I have decided to stay off my methotrexate and my biologic. That’s what’s best for me. What’s best for you will depend on:
- The medications you are taking. A person taking only plaquenil is in a very different position to someone taking a biologic, plus methotrexate, plus plaquenil. The latter person is obviously far more immune compromised than the former.
- The severity of your disease.
- Your comorbidities. If you have COPD and a history of pneumonia, your risk is higher. People with heart disease are not faring as well if they get infected, and heart disease is a common comorbidity for people with Rheumatoid Arthritis. If you have diabetes (either type) this raises your risk considerably. If you have kidney disease you are at higher risk.

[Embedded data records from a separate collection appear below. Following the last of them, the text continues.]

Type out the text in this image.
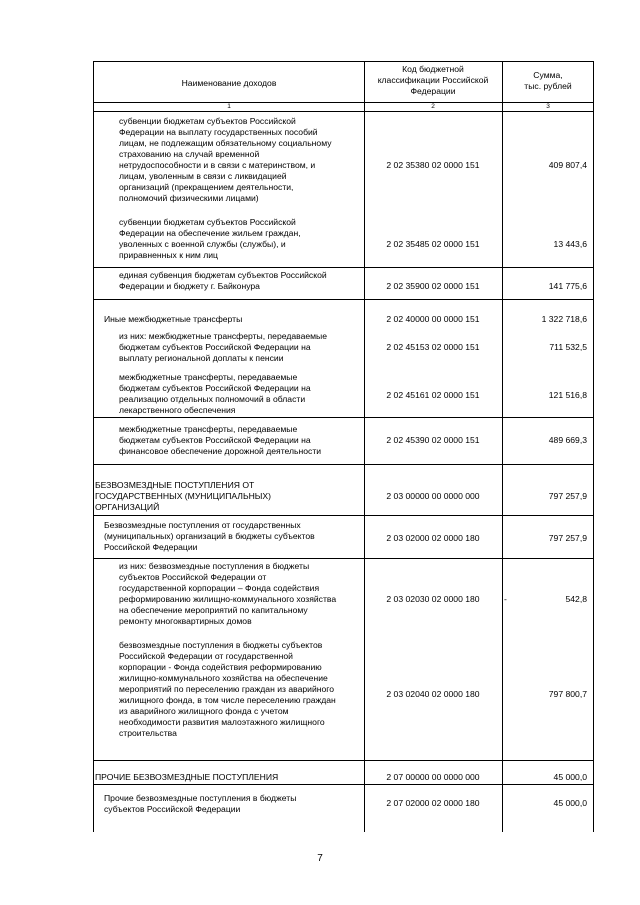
Наименование доходов
Код бюджетной
классификации Российской
Федерации
Сумма,
тыс. рублей
1	2	3
субвенции бюджетам субъектов Российской
Федерации на выплату государственных пособий
лицам, не подлежащим обязательному социальному
страхованию на случай временной
нетрудоспособности и в связи с материнством, и
лицам, уволенным в связи с ликвидацией
организаций (прекращением деятельности,
полномочий физическими лицами)
2 02 35380 02 0000 151	409 807,4
субвенции бюджетам субъектов Российской
Федерации на обеспечение жильем граждан,
уволенных с военной службы (службы), и
приравненных к ним лиц
2 02 35485 02 0000 151	13 443,6
единая субвенция бюджетам субъектов Российской
Федерации и бюджету г. Байконура	2 02 35900 02 0000 151	141 775,6
Иные межбюджетные трансферты	2 02 40000 00 0000 151	1 322 718,6
из них: межбюджетные трансферты, передаваемые
бюджетам субъектов Российской Федерации на
выплату региональной доплаты к пенсии
2 02 45153 02 0000 151	711 532,5
межбюджетные трансферты, передаваемые
бюджетам субъектов Российской Федерации на
реализацию отдельных полномочий в области
лекарственного обеспечения
2 02 45161 02 0000 151	121 516,8
межбюджетные трансферты, передаваемые
бюджетам субъектов Российской Федерации на
финансовое обеспечение дорожной деятельности
2 02 45390 02 0000 151	489 669,3
БЕЗВОЗМЕЗДНЫЕ ПОСТУПЛЕНИЯ ОТ
ГОСУДАРСТВЕННЫХ (МУНИЦИПАЛЬНЫХ)
ОРГАНИЗАЦИЙ
2 03 00000 00 0000 000	797 257,9
Безвозмездные поступления от государственных
(муниципальных) организаций в бюджеты субъектов
Российской Федерации
2 03 02000 02 0000 180	797 257,9
из них: безвозмездные поступления в бюджеты
субъектов Российской Федерации от
государственной корпорации – Фонда содействия
реформированию жилищно-коммунального хозяйства
на обеспечение мероприятий по капитальному
ремонту многоквартирных домов
2 03 02030 02 0000 180	-	542,8
безвозмездные поступления в бюджеты субъектов
Российской Федерации от государственной
корпорации - Фонда содействия реформированию
жилищно-коммунального хозяйства на обеспечение
мероприятий по переселению граждан из аварийного
жилищного фонда, в том числе переселению граждан
из аварийного жилищного фонда с учетом
необходимости развития малоэтажного жилищного
строительства
2 03 02040 02 0000 180	797 800,7
ПРОЧИЕ БЕЗВОЗМЕЗДНЫЕ ПОСТУПЛЕНИЯ	2 07 00000 00 0000 000	45 000,0
Прочие безвозмездные поступления в бюджеты
субъектов Российской Федерации
2 07 02000 02 0000 180	45 000,0
7
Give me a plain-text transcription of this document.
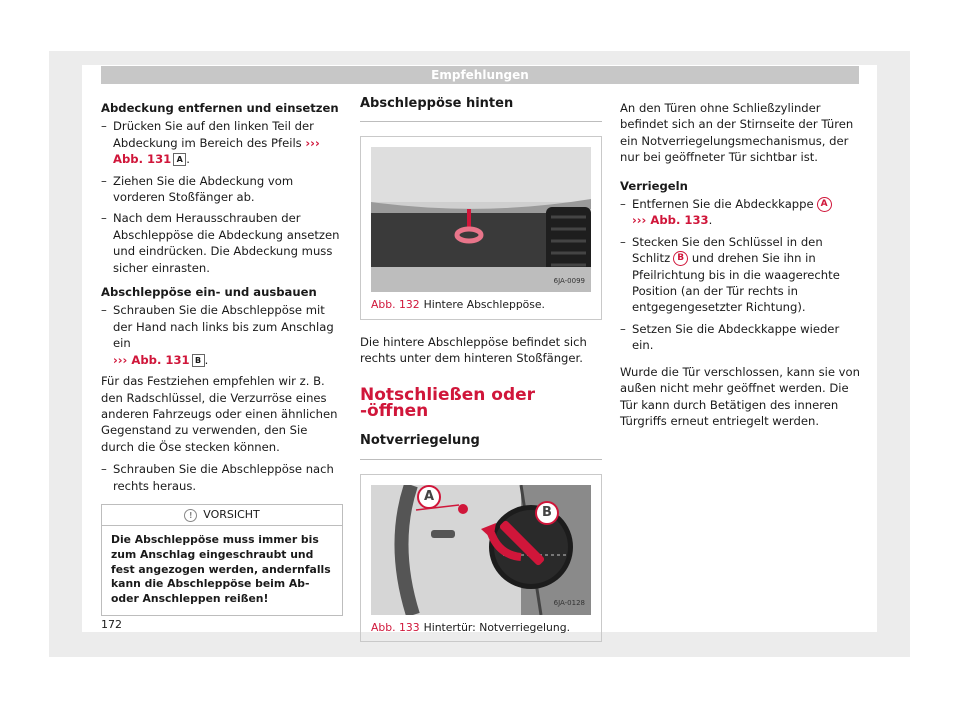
Empfehlungen
Abdeckung entfernen und einsetzen
– Drücken Sie auf den linken Teil der Abdeckung im Bereich des Pfeils ››› Abb. 131 A .
– Ziehen Sie die Abdeckung vom vorderen Stoßfänger ab.
– Nach dem Herausschrauben der Abschleppöse die Abdeckung ansetzen und eindrücken. Die Abdeckung muss sicher einrasten.
Abschleppöse ein- und ausbauen
– Schrauben Sie die Abschleppöse mit der Hand nach links bis zum Anschlag ein
››› Abb. 131 B .
Für das Festziehen empfehlen wir z. B. den Radschlüssel, die Verzurröse eines anderen Fahrzeugs oder einen ähnlichen Gegenstand zu verwenden, den Sie durch die Öse stecken können.
– Schrauben Sie die Abschleppöse nach rechts heraus.
! VORSICHT
Die Abschleppöse muss immer bis zum Anschlag eingeschraubt und fest angezogen werden, andernfalls kann die Abschleppöse beim Ab- oder Anschleppen reißen!
Abschleppöse hinten
6JA-0099
Abb. 132 Hintere Abschleppöse.
Die hintere Abschleppöse befindet sich rechts unter dem hinteren Stoßfänger.
Notschließen oder -öffnen
Notverriegelung
A
B
6JA-0128
Abb. 133 Hintertür: Notverriegelung.
An den Türen ohne Schließzylinder befindet sich an der Stirnseite der Türen ein Notverriegelungsmechanismus, der nur bei geöffneter Tür sichtbar ist.
Verriegeln
– Entfernen Sie die Abdeckkappe A
››› Abb. 133.
– Stecken Sie den Schlüssel in den Schlitz B und drehen Sie ihn in Pfeilrichtung bis in die waagerechte Position (an der Tür rechts in entgegengesetzter Richtung).
– Setzen Sie die Abdeckkappe wieder ein.
Wurde die Tür verschlossen, kann sie von außen nicht mehr geöffnet werden. Die Tür kann durch Betätigen des inneren Türgriffs erneut entriegelt werden.
172
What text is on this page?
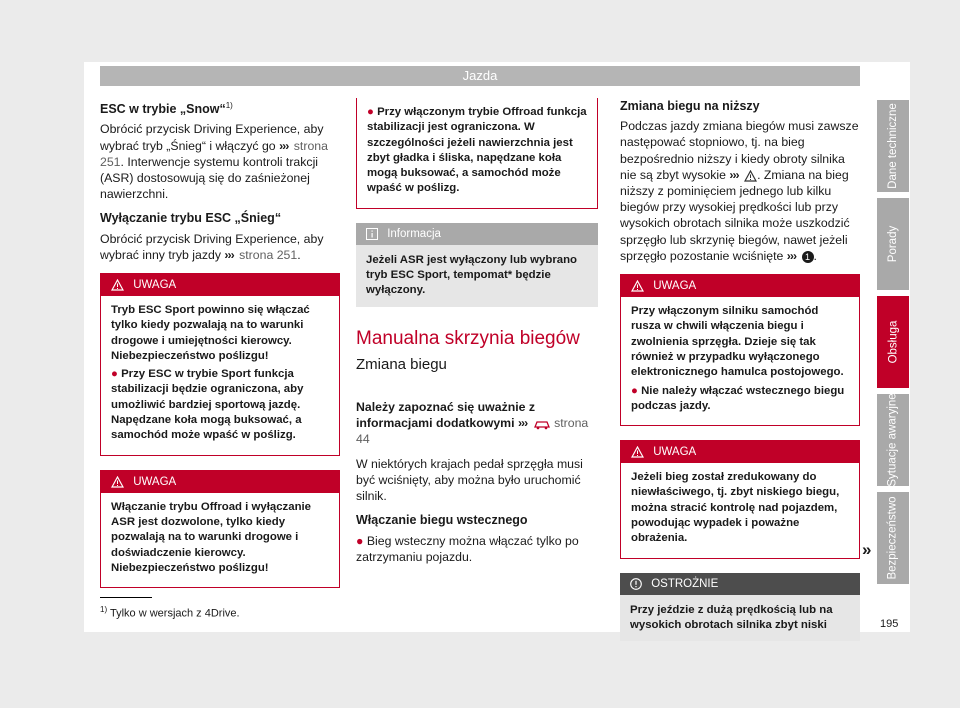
Jazda
ESC w trybie „Snow“$^{1)}$

Obrócić przycisk Driving Experience, aby wybrać tryb „Śnieg“ i włączyć go ››› strona 251. Interwencje systemu kontroli trakcji (ASR) dostosowują się do zaśnieżonej nawierzchni.

Wyłączanie trybu ESC „Śnieg“

Obrócić przycisk Driving Experience, aby wybrać inny tryb jazdy ››› strona 251.

UWAGA

Tryb ESC Sport powinno się włączać tylko kiedy pozwalają na to warunki drogowe i umiejętności kierowcy. Niebezpieczeństwo poślizgu!

● Przy ESC w trybie Sport funkcja stabilizacji będzie ograniczona, aby umożliwić bardziej sportową jazdę. Napędzane koła mogą buksować, a samochód może wpaść w poślizg.

UWAGA

Włączanie trybu Offroad i wyłączanie ASR jest dozwolone, tylko kiedy pozwalają na to warunki drogowe i doświadczenie kierowcy. Niebezpieczeństwo poślizgu!

● Przy włączonym trybie Offroad funkcja stabilizacji jest ograniczona. W szczególności jeżeli nawierzchnia jest zbyt gładka i śliska, napędzane koła mogą buksować, a samochód może wpaść w poślizg.

Informacja
Jeżeli ASR jest wyłączony lub wybrano tryb ESC Sport, tempomat* będzie wyłączony.
Manualna skrzynia biegów
Zmiana biegu

Należy zapoznać się uważnie z informacjami dodatkowymi ››› strona 44

W niektórych krajach pedał sprzęgła musi być wciśnięty, aby można było uruchomić silnik.

Włączanie biegu wstecznego

● Bieg wsteczny można włączać tylko po zatrzymaniu pojazdu.

Zmiana biegu na niższy

Podczas jazdy zmiana biegów musi zawsze następować stopniowo, tj. na bieg bezpośrednio niższy i kiedy obroty silnika nie są zbyt wysokie ››› . Zmiana na bieg niższy z pominięciem jednego lub kilku biegów przy wysokiej prędkości lub przy wysokich obrotach silnika może uszkodzić sprzęgło lub skrzynię biegów, nawet jeżeli sprzęgło pozostanie wciśnięte ››› 1 .

UWAGA

Przy włączonym silniku samochód rusza w chwili włączenia biegu i zwolnienia sprzęgła. Dzieje się tak również w przypadku wyłączonego elektronicznego hamulca postojowego.

● Nie należy włączać wstecznego biegu podczas jazdy.

UWAGA

Jeżeli bieg został zredukowany do niewłaściwego, tj. zbyt niskiego biegu, można stracić kontrolę nad pojazdem, powodując wypadek i poważne obrażenia.

OSTROŻNIE
Przy jeździe z dużą prędkością lub na wysokich obrotach silnika zbyt niski
»
Dane techniczne
Porady
Obsługa
Sytuacje awaryjne
Bezpieczeństwo
$^{1)}$ Tylko w wersjach z 4Drive.
195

- Your age. Older people are at higher risk. Different sources define “older” differently, but certainly if you are over 80 you are very high risk. Over 70 is better, but still high risk.
- Your anxiety levels. There’s no use staying on your medications if you are paralysed by anxiety because of the medication.
- Your ability to self-isolate. The best way to reduce your risk of getting COVID-19 is to stay at home and avoid all other people. And stay on your medications. Some people can self-isolate, some people cannot. Pretty soon most people will be locked down, anyway. Isolating is the best way to reduce your risk.
As I said, I have stopped some of my medications, because that’s what’s best for me. I’m going to write out my though processes and reasons why and my doctors’ thoughts, so that you can understand why and how I came to this decision.
I am not trying to influence anyone. Every person has to assess their own personal situation. I’ve had a few people ridicule me, and that’s OK. I’m doing what’s right or me.
I’m not a panic merchant, it’s important that people think about their own circumstances, and make their own decision with their doctor. Most people will be best off to keep taking their medications. The best way to reduce your risk is to stay home! #stayhome
I’m not taking medications on doctors orders. That’s the best course of action for me. Your mileage will vary.